Sowohl Goren als auch Krasna betonten jedoch, dass die Netanjahu-Regierung von einer Normalisierung der Beziehungen zum Sudan profitieren würde, da sie die Abschiebung sudanesischer Migranten und Asylbewerbern von Israel zurück in den Sudan erleichtern könnte. Ebenso könnten öffentliche Annäherungsversuche an das Nachbarland der amtierenden Regierung helfen, die Aufmerksamkeit von beunruhigenden Problemen im eigenen Land abzulenken, wie etwa den anhaltenden Protesten gegen die vom Premierminister und seinen Mitarbeitern vorangetriebenen Justizreform, so Goren.

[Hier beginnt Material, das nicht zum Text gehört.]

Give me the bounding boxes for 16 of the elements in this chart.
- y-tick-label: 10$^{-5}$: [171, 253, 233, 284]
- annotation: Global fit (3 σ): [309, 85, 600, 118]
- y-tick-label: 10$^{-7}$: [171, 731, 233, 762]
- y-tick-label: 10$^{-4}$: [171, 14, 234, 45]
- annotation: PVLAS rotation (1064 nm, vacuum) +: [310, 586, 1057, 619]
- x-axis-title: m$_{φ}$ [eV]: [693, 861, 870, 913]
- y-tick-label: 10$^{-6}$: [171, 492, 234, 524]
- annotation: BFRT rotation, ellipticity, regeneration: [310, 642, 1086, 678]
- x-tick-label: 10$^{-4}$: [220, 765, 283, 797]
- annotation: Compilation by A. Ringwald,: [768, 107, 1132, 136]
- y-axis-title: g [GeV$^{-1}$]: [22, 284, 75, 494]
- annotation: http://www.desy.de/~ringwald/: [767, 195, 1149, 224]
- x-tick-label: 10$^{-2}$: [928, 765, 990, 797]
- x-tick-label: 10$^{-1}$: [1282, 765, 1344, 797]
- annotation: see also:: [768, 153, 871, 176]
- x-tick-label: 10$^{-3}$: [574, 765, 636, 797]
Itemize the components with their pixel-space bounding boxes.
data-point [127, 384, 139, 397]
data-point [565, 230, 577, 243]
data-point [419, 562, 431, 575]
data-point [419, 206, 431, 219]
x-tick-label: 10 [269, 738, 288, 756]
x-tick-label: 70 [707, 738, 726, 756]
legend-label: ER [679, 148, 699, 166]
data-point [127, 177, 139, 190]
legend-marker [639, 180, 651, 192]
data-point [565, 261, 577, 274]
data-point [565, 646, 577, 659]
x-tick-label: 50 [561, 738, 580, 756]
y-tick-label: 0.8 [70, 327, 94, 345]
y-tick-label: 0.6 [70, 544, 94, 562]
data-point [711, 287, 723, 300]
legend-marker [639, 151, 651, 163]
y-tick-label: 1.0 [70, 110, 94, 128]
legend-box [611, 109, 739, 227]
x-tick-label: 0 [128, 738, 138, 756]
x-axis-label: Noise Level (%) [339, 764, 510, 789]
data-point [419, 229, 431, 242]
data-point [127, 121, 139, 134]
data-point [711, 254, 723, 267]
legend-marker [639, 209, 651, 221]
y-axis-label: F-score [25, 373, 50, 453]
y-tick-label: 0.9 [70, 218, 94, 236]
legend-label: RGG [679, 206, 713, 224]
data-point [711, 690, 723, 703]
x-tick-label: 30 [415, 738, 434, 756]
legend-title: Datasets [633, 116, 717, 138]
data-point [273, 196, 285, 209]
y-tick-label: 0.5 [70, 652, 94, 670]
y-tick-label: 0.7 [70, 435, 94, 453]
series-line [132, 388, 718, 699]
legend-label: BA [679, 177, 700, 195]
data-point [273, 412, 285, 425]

»Die Förderung einer engeren Beziehung zwischen Israel und dem Sudan liegt im Interesse der Vereinigten Staaten, sei es bei der Bekämpfung der terroristischen Bedrohung oder der Verhinderung des chinesischen Vordringens in Ostafrika«, analysiert Victoria Coates, Senior Research Fellow für internationale Angelegenheiten und nationale Sicherheit am Margaret Thatcher Center for Freedom der Heritage Foundation.

Trotzdem sollten sie auf ein »gutes« statt auf ein »schnelles« Abkommen drängen, sagte Coates, die stellvertretende nationale Sicherheitsberaterin für Angelegenheiten des Nahen Ostens und Nordafrikas unter Präsident Donald Trump war, und fügte hinzu, ein Fehler der Trump-Administration im Jahr 2020 hätte darin bestanden, »ein schnelles einem guten Abkommen« vorzuziehen. Dies habe zu einer Vereinbarung geführt, die nicht »von Dauer« gewesen sei, sagte sie gegenüber Jewish News Syndicate und meinte, die sudanesische Regierung befinde sich nach wie vor in einer »prekären Situation«, die geklärt werden müsse.

Die Regierung von Joe Biden könnte eine entscheidende Vermittlerrolle beim Aufbau von Beziehungen zwischen den Ländern spielen, indem sie hochrangige Beamte an bilateralen Treffen zwischen Israel und dem Sudan teilnehmen lässt und kompetente Diplomaten ernennt, die sich speziell um Angelegenheiten am Horn von Afrika und in Ostafrika kümmern, so Coates. Je mehr Unterstützung die führenden Politiker in der Region von den Vereinigten Staaten bei der Normalisierung der Beziehungen zu Israel wahrnehmen, desto »mutiger werden sie« bei ihren Annäherungsversuchen an den jüdischen Staat, so ihr Resümee.

Der Artikel erschien auf Englisch beim Jewish News Syndicate(Übersetzung von Alexander Gruber.)